The Liberal Democrat Deputy Leader Jo Swinson, who has given birth in the last month had arranged for this week to have a “pair” Conservative MP, in this case Brandon Lewis. She had been informed prior to the votes that Lewis was her pair MP. However, a check on the House of Commons votes app, clearly shows that he had voted with the government twice that day, once on the customs union, and once on a vote to do with EU Medicinal regulations. Swinson rightly called Lewis out on this on her Twitter, which lead pressure on him to resign from his position as Chairman of the Conservative Party. However, something more sinister surfaced later, that the breaking of the pair was done by instruction by Julian Smith the Chief Whip, although both Lewis and Smith maintain that this was an ‘honest mistake’ (Theresa May used those words this morning in the Commons).
There’s two problems with this.
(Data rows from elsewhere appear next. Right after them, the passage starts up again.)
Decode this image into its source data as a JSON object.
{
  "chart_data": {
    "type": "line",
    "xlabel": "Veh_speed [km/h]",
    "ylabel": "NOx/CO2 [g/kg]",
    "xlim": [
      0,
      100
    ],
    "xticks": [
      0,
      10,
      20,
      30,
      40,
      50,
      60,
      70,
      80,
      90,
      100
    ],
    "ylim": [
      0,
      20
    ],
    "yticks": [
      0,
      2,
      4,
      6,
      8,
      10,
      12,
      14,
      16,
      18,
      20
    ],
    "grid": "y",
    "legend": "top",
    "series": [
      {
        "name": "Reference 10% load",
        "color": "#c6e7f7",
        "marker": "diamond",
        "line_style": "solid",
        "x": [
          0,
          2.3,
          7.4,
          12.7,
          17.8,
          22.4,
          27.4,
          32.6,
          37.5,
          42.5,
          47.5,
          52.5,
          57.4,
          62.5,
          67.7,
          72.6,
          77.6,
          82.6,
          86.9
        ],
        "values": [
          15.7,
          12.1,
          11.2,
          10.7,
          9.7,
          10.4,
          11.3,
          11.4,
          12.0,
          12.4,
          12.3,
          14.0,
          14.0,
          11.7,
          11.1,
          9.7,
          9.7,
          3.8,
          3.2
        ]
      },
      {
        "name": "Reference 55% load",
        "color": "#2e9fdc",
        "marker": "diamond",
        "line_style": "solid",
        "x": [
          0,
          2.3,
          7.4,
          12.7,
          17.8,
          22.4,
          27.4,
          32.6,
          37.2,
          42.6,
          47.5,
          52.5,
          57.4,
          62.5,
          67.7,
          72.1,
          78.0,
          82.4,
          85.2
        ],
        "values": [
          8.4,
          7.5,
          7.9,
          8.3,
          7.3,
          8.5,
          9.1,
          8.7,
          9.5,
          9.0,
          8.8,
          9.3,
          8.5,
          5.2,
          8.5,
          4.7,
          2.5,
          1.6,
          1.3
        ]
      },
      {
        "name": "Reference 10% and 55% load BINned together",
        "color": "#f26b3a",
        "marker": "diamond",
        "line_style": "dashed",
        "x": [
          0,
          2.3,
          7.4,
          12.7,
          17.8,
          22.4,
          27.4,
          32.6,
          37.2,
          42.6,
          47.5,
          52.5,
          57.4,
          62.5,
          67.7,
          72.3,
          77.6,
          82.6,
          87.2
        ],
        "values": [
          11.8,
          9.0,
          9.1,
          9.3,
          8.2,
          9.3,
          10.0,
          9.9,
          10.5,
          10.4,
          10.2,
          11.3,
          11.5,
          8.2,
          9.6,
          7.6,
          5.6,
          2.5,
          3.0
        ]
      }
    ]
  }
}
I simply don’t believe that it was an honest mistake on the part of Julian Smith and Brandon Lewis. For his part, Lewis kept his pairing for four out of six votes which means that clearly he hadn’t just made a mistake and Julian Smith knew that this vote was going to be close, hence his ‘honest mistake’ in instructing Brandon Lewis to break his pair in order to vote the a rebel amendment down and another vote which the government actually lost. The pairing system is just Parliamentary convention which isn’t formally incorporated either into the Ministerial Code or any other House of Commons rulebook and as such, there is no way that anyone can be formally reprimanded over this sorry affair. However, what is abundantly clear is that this move is widely seen, including by some Conservative MPs (for example, Heidi Allen) as morally reprehensible.
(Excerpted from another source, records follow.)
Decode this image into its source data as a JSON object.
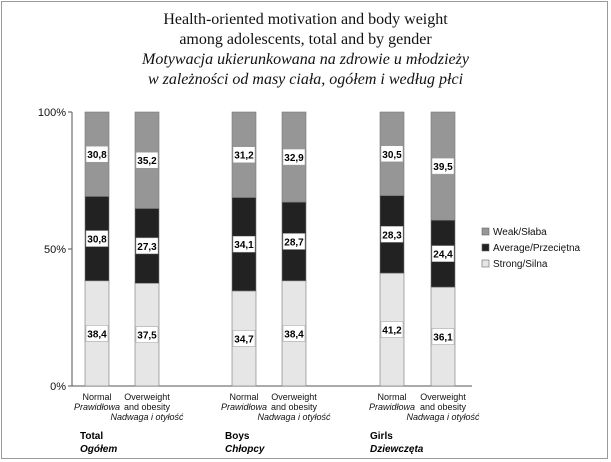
{
  "chart_data": {
    "type": "bar",
    "stacked": true,
    "title_lines": [
      "Health-oriented motivation and body weight",
      "among adolescents, total and by gender",
      "Motywacja ukierunkowana na zdrowie u młodzieży",
      "w zależności od masy ciała, ogółem i według płci"
    ],
    "ylim": [
      0,
      100
    ],
    "yticks": [
      "0%",
      "50%",
      "100%"
    ],
    "legend_position": "right",
    "series": [
      {
        "name": "Strong/Silna",
        "color": "#e6e6e6",
        "values": [
          38.4,
          37.5,
          34.7,
          38.4,
          41.2,
          36.1
        ]
      },
      {
        "name": "Average/Przeciętna",
        "color": "#222222",
        "values": [
          30.8,
          27.3,
          34.1,
          28.7,
          28.3,
          24.4
        ]
      },
      {
        "name": "Weak/Słaba",
        "color": "#969696",
        "values": [
          30.8,
          35.2,
          31.2,
          32.9,
          30.5,
          39.5
        ]
      }
    ],
    "value_labels": [
      [
        "38,4",
        "37,5",
        "34,7",
        "38,4",
        "41,2",
        "36,1"
      ],
      [
        "30,8",
        "27,3",
        "34,1",
        "28,7",
        "28,3",
        "24,4"
      ],
      [
        "30,8",
        "35,2",
        "31,2",
        "32,9",
        "30,5",
        "39,5"
      ]
    ],
    "categories": [
      {
        "lines": [
          "Normal"
        ],
        "italic": [
          "Prawidłowa"
        ]
      },
      {
        "lines": [
          "Overweight",
          "and obesity"
        ],
        "italic": [
          "Nadwaga i otyłość"
        ]
      },
      {
        "lines": [
          "Normal"
        ],
        "italic": [
          "Prawidłowa"
        ]
      },
      {
        "lines": [
          "Overweight",
          "and obesity"
        ],
        "italic": [
          "Nadwaga i otyłość"
        ]
      },
      {
        "lines": [
          "Normal"
        ],
        "italic": [
          "Prawidłowa"
        ]
      },
      {
        "lines": [
          "Overweight",
          "and obesity"
        ],
        "italic": [
          "Nadwaga i otyłość"
        ]
      }
    ],
    "groups": [
      {
        "name": "Total",
        "name_pl": "Ogółem"
      },
      {
        "name": "Boys",
        "name_pl": "Chłopcy"
      },
      {
        "name": "Girls",
        "name_pl": "Dziewczęta"
      }
    ]
  }
}
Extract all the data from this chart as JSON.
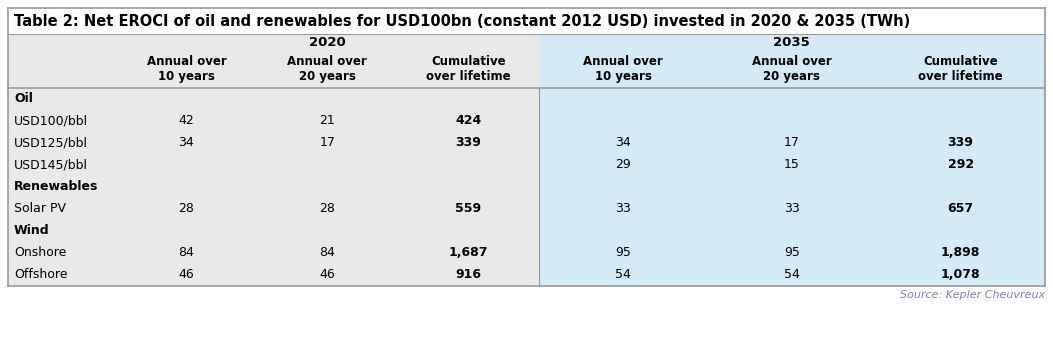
{
  "title": "Table 2: Net EROCI of oil and renewables for USD100bn (constant 2012 USD) invested in 2020 & 2035 (TWh)",
  "source": "Source: Kepler Cheuvreux",
  "col_header_year_2020": "2020",
  "col_header_year_2035": "2035",
  "col_headers": [
    "Annual over\n10 years",
    "Annual over\n20 years",
    "Cumulative\nover lifetime",
    "Annual over\n10 years",
    "Annual over\n20 years",
    "Cumulative\nover lifetime"
  ],
  "rows": [
    {
      "label": "Oil",
      "bold": true,
      "values": [
        "",
        "",
        "",
        "",
        "",
        ""
      ]
    },
    {
      "label": "USD100/bbl",
      "bold": false,
      "values": [
        "42",
        "21",
        "424",
        "",
        "",
        ""
      ]
    },
    {
      "label": "USD125/bbl",
      "bold": false,
      "values": [
        "34",
        "17",
        "339",
        "34",
        "17",
        "339"
      ]
    },
    {
      "label": "USD145/bbl",
      "bold": false,
      "values": [
        "",
        "",
        "",
        "29",
        "15",
        "292"
      ]
    },
    {
      "label": "Renewables",
      "bold": true,
      "values": [
        "",
        "",
        "",
        "",
        "",
        ""
      ]
    },
    {
      "label": "Solar PV",
      "bold": false,
      "values": [
        "28",
        "28",
        "559",
        "33",
        "33",
        "657"
      ]
    },
    {
      "label": "Wind",
      "bold": true,
      "values": [
        "",
        "",
        "",
        "",
        "",
        ""
      ]
    },
    {
      "label": "Onshore",
      "bold": false,
      "values": [
        "84",
        "84",
        "1,687",
        "95",
        "95",
        "1,898"
      ]
    },
    {
      "label": "Offshore",
      "bold": false,
      "values": [
        "46",
        "46",
        "916",
        "54",
        "54",
        "1,078"
      ]
    }
  ],
  "bg_left": "#e9e9e9",
  "bg_right": "#d4eaf7",
  "title_bg": "#ffffff",
  "outer_bg": "#ffffff",
  "text_color": "#000000",
  "source_color": "#7f7fbf",
  "border_color": "#999999",
  "title_fontsize": 10.5,
  "header_fontsize": 8.5,
  "cell_fontsize": 9,
  "source_fontsize": 8
}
Firstly, Julian Smith needs to consider his position, as he is where the buck stops as to how this breach of convention took place. His disregard for the unwritten rules needs to have some consequence. Brandon Lewis’s position as Chairman of the Conservative Party is also under threat and I can see why, although his misdemeanour is not as grave as Smith’s/
Secondly, the answer as to how to prevent an abuse of the pairing system from happening again is simple. There needs to be an official framework or protocol, in the statute books in lieu of how to ensure that MPs that cannot vote either due to official business or personal reasons, can ensure this is not a problem. There are two ways of doing this. One would be to enshrine the pairing system into law and take it out of the hands of the whips and into that of the Speaker and their Deputies. Then, there could be defined sanctions for breaking of pairs for both the MP in question and their party whips. Personally, I would prefer a different system, which would be to allow an absent MP to vote by proxy. In this system, an MP unable to attend a Commons vote with good reason could get a colleague to vote on their behalf on an issue. Every MP would select a proxy at the beginning of each session and in the case where their proxy is also not able to attend the vote, they would be allowed to select another one who is in attendance. The Speaker, and their Deputies would obviously be informed of who is the proxy to whom in order to prevent someone voting twice on a bill under the false pretence of being a proxy for another MP. It’s a simple full-proof system that could do away with all the pairing in the shadows, which is a system open to serious abuse, as seen this week.